E.J.C. Koene¹, J. Basset-Sagarminaga¹, K. Brouwers², J. Mevenkamp², Y.M.H. Op den Kamp-Bruls², E. Phielix¹, V.B. Schrauwen-Hinderling², P. Schrauwen ¹, M.C.G.J. Brouwers3

¹Department of Nutrition and Movement Science, NUTRIM research school, Maastricht University, Maastricht, Netherlands ²Department of Radiology and Nuclear Medicine, Maastricht University Medical Center+, Maastricht, Netherlands, ³Department of Internal Medicine, Division of Endocrinology and Metabolic Disease, CARIM research school, Maastricht University Medical Center, Maastricht+, Netherlands. e.koene@maastrichtuniversity.nl

Background: Previous studies have shown that fructose intake is associated with metabolic dysfunction-associated steatotic liver disease (MASLD), which is a risk factor for type 2 diabetes (T2D). Of interest, experimental studies demonstrated that pharmacological inhibition of ketohexokinase (KHK), the first committed step in fructose metabolism which converts fructose to fructose-1-phosphate, effectively lowers de novo lipogenesis and intrahepatic lipid (IHL) content, which have recently been confirmed in phase II clinical studies. Here, we investigated the effect of a KHK inhibitor, PF-06835919, on insulin sensitivity.

Methods: We conducted a randomized double-blind, placebo-controlled cross-over trial in which fifteen overweight/obese participants with MASLD (IHL ≥ 5.56%) were treated with PF-06835919 (300 mg, once daily) and placebo. Each 6-week treatment arm was evaluated by assessment of: 1) in vivo intrahepatic fructose phosphorylation (measured with 31P- Magnetic Resonance Spectroscopy (MRS) after an oral fructose load) 2) IHL content (quantified with 1H-MRS), and 3) insulin sensitivity (M-value assessed with two-step hyperinsulinemic-euglycemic clamp).
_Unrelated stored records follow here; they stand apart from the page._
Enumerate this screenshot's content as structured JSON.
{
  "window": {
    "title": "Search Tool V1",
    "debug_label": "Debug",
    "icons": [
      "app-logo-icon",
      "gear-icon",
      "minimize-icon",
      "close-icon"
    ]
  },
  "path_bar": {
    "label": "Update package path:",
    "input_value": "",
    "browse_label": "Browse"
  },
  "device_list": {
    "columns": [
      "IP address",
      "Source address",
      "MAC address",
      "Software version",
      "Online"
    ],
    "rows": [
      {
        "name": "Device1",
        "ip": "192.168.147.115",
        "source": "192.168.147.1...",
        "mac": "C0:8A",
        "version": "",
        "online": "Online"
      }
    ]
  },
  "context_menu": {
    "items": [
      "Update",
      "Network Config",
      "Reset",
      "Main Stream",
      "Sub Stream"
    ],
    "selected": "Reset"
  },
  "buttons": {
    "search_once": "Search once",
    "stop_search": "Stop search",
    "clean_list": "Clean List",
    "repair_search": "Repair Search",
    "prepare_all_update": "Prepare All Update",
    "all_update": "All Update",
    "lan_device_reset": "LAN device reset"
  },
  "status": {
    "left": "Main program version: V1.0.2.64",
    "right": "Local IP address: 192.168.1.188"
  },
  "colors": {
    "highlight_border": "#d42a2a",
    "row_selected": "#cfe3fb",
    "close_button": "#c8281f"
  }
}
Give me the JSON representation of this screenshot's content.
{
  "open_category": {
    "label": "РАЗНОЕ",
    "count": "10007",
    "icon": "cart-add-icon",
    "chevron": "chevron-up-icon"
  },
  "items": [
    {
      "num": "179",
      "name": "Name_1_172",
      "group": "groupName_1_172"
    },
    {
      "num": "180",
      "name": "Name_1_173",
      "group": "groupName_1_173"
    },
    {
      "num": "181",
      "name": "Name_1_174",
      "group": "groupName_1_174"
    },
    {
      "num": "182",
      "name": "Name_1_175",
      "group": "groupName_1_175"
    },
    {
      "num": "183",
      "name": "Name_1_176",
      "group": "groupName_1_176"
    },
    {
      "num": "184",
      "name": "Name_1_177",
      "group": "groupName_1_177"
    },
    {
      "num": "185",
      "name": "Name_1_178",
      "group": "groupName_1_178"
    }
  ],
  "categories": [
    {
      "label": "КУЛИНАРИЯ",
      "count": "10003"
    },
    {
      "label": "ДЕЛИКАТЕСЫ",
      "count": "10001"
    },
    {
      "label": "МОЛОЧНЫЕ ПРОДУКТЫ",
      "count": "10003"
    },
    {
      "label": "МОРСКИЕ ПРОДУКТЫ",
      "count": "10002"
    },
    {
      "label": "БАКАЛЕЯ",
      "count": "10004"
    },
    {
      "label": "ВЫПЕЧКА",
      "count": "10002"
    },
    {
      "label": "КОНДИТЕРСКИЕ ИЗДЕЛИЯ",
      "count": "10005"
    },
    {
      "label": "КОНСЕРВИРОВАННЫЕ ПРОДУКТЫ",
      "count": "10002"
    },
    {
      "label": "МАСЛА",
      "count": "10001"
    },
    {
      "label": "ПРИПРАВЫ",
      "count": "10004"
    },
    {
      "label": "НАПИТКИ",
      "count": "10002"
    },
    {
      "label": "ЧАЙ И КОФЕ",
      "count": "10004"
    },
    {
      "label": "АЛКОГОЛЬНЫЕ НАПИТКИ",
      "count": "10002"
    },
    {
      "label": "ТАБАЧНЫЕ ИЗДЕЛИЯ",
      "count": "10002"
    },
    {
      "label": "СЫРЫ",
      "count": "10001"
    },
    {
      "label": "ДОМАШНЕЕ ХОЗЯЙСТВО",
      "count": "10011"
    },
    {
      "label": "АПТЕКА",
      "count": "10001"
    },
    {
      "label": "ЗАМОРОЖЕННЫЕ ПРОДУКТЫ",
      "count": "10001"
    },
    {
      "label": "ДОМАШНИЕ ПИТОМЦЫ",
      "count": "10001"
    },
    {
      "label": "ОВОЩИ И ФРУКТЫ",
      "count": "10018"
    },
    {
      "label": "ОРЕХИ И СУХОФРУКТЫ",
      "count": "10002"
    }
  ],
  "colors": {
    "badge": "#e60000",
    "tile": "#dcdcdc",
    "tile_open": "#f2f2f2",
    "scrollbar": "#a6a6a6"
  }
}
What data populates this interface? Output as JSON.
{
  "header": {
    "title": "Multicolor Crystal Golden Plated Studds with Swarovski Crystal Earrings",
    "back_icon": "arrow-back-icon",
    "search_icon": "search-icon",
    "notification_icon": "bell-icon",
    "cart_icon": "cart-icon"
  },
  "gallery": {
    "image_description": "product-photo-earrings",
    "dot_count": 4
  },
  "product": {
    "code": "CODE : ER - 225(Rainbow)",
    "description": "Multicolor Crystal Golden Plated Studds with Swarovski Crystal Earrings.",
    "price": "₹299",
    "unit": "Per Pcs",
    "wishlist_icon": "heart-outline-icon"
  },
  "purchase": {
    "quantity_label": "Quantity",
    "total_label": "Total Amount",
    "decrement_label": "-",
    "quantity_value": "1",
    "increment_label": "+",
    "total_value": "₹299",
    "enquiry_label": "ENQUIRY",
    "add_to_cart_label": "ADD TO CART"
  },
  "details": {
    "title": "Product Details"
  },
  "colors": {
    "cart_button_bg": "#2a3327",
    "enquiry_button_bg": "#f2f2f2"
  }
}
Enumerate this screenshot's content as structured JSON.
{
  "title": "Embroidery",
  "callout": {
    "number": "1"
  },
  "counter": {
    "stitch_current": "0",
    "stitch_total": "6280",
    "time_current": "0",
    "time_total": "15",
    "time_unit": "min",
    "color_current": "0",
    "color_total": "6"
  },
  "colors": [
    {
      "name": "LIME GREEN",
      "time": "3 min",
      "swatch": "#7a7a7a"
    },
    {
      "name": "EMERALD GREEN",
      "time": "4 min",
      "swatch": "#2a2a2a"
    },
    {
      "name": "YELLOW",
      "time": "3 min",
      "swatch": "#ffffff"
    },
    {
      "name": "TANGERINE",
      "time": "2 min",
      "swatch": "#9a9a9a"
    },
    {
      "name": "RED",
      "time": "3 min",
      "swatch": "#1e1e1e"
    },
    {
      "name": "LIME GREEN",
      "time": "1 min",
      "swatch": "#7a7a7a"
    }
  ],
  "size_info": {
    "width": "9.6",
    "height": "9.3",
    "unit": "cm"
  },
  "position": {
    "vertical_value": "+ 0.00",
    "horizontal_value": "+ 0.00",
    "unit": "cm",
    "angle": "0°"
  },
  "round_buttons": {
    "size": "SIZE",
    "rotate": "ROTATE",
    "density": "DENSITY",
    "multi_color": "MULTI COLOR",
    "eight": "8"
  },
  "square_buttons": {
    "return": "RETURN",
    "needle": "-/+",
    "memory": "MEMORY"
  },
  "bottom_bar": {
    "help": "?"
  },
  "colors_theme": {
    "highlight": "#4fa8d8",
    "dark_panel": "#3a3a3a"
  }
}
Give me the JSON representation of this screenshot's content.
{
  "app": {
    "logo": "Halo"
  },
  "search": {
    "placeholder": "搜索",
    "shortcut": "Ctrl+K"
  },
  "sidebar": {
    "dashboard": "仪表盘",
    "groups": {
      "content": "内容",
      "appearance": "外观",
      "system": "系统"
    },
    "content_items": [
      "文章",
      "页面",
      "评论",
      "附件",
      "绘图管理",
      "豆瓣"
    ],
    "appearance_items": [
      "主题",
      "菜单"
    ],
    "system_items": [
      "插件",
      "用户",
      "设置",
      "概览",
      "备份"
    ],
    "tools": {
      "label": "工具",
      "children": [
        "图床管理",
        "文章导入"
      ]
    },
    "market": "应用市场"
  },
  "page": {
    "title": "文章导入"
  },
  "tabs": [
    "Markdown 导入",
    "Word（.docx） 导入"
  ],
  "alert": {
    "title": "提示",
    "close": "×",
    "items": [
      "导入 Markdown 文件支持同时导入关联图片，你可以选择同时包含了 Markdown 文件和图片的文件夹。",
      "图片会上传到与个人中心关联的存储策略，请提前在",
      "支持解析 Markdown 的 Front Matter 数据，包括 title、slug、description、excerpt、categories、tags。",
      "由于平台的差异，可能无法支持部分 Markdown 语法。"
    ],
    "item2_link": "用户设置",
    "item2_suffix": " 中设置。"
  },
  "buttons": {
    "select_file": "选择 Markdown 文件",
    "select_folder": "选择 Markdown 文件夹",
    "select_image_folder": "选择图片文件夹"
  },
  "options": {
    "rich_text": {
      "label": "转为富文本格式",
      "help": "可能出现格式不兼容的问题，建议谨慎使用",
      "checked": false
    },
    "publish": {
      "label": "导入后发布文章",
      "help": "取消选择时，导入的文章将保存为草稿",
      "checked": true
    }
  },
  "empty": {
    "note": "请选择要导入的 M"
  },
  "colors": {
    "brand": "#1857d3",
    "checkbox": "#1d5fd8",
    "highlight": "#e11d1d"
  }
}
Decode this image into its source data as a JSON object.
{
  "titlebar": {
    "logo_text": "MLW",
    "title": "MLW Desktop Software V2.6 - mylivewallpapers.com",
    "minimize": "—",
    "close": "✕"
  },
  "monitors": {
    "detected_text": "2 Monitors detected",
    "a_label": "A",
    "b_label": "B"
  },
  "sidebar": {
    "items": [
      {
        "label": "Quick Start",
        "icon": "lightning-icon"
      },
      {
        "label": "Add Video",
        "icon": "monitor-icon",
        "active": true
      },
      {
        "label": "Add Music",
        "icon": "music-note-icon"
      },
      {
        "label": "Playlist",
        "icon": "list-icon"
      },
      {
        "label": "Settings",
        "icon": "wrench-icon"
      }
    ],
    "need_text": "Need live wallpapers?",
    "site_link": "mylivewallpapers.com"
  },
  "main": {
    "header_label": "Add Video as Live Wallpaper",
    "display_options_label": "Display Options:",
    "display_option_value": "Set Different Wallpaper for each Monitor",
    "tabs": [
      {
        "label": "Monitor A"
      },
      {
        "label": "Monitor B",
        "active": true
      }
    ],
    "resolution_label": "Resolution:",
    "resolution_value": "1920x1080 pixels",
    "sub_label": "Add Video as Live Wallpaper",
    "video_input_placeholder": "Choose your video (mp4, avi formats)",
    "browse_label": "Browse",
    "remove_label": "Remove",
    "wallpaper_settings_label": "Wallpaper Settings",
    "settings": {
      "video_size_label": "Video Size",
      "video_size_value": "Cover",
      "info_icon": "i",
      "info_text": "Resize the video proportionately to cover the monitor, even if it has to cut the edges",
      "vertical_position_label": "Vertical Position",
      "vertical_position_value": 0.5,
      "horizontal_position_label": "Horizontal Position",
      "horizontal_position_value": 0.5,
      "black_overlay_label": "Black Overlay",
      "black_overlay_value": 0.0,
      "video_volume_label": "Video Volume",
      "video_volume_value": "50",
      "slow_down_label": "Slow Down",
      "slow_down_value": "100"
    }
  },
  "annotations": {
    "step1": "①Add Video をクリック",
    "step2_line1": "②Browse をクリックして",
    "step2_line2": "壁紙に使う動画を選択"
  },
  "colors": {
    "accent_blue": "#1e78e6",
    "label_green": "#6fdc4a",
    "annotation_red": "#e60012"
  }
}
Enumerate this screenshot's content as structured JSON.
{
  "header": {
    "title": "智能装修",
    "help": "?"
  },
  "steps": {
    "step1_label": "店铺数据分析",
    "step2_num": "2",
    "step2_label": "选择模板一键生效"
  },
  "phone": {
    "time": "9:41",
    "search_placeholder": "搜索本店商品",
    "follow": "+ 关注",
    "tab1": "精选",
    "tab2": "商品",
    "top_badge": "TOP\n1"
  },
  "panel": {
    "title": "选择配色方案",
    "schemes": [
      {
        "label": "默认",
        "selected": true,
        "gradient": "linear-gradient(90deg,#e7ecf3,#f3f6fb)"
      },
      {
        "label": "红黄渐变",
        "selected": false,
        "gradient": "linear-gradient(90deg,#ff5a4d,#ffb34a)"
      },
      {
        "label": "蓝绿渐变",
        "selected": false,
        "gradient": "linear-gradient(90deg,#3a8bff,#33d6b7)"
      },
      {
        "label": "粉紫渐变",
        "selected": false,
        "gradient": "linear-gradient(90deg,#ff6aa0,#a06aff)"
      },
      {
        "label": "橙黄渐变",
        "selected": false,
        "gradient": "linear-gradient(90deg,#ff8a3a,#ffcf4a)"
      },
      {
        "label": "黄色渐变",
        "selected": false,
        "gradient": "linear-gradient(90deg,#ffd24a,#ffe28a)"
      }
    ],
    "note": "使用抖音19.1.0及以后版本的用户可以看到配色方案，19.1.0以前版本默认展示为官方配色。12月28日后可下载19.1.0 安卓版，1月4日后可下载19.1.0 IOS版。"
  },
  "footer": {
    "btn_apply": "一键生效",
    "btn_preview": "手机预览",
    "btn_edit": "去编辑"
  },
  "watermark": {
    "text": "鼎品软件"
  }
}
Results: Hepatic phosphomonoester concentration increased upon an oral fructose load in the placebo arm, which was completely abolished after PF-06835919 treatment (p<0.001), showing that the drug inhibits normal fructose metabolism. IHL content was lower after PF-06835919 versus placebo (absolute difference: -2.5 %; 95% CI: -3.3, -1.8; p<0.001). Body weight remained stable between both periods (difference: 0.37 kg; 95% CI: -0.12, 0.83 kg; p=0.12). Whole body insulin sensitivity (M-value) was significantly higher (p=0.007) after 6 weeks of PF-06835919 (mean: 5.2 mg/kg/min) as compared to placebo (mean: 4.4 mg/kg/min).

Conclusion: Six weeks of KHK inhibition suppresses intrahepatic fructose metabolism, reduces IHL content, and improves insulin sensitivity.